Whether there will be a place for citrulline in particular is questionable, though. With the least effect on protein synthesis and the greatest impact on AMPK, it would de facto be a "band-aid" solution, for everyone who fasts, deliberately. In other contexts, however, l-citrulline supplementation could well have its merits. In cancer patients it could for example be used to ameliorate muscle loss without triggering the pro-carcinogenic (Garcia-Maceira. 2009), but I guess this would be the topic of another study and another blogpost, here at the SuppVersity ;-)

Arginine + Glycine a Synergistic Duo for Gut Health

Lately, "gut health" has become a topic of interest way beyond colonics and irritable bowel syndrome. Scientists begin to understand more and more how important an intact intestinal system is for nutrient absorption, infection defense and general health. The results of a very recent study published in the Journal of Colerectal Disease (Picano. 2011) are thus relevant for all of us.

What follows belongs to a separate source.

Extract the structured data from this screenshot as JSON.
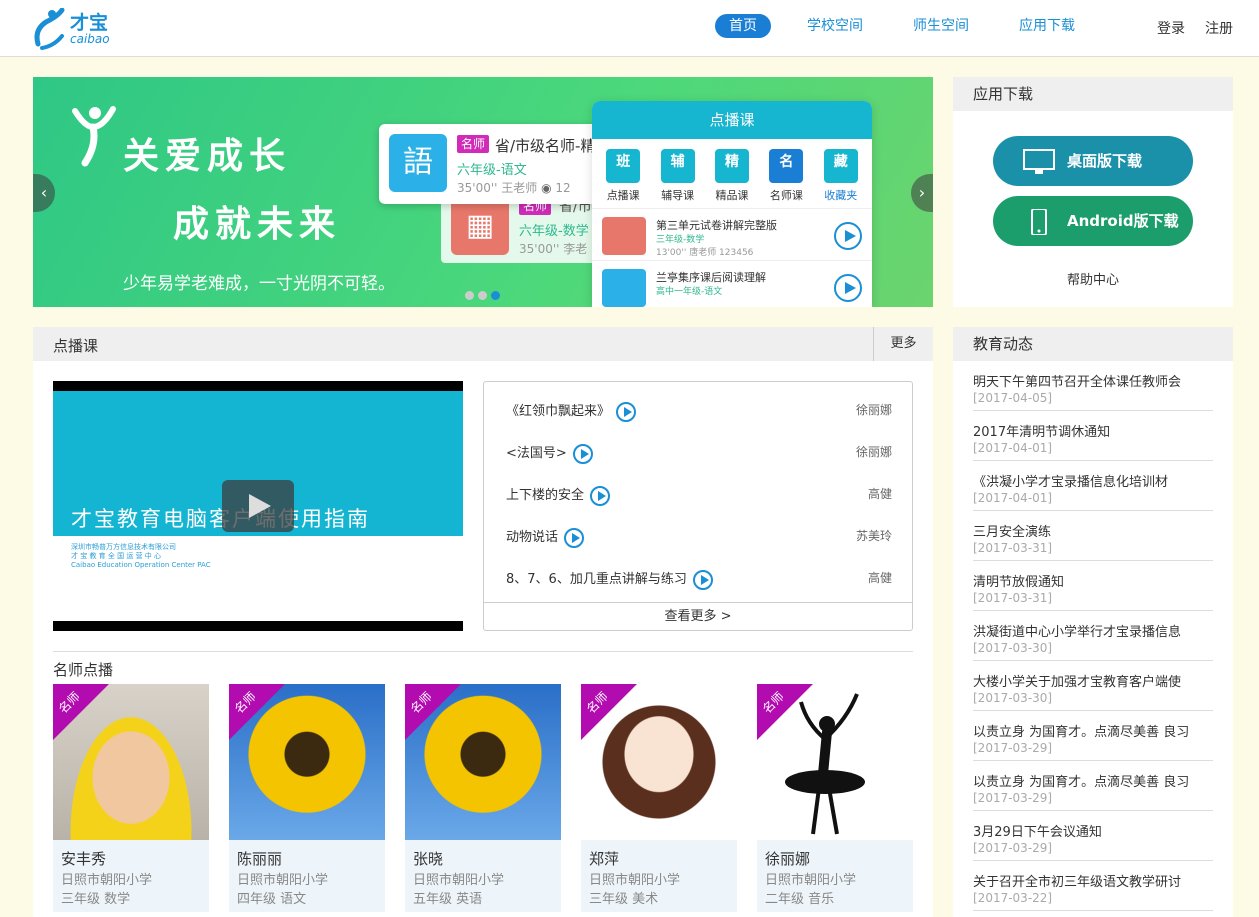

In an experiment with rats Picano et al. found that a combination therapy of l-arginine and glycine inhibited irradiation induced damage to the colon walls of the animals:

Stereologic analysis showed that irradiation induced a reduction of the total volume of the colon wall of group II and III animals compared to healthy controls, but not of group IV animals supplemented with glycine. The mucosal layer of the irradiated animals of all groups was reduced compared to healthy group I animals, but supplementation with L-arginine and glycine was effective in maintaining the epithelial surface of the mucosal layer.

Although I hope none of you is treated (or otherwise exposed) to similar doses of ionizing radiation, it certainly won't hurt your gut health to have an eye on your dietary intake of these two amino acids, in order to maintain optimal gut health.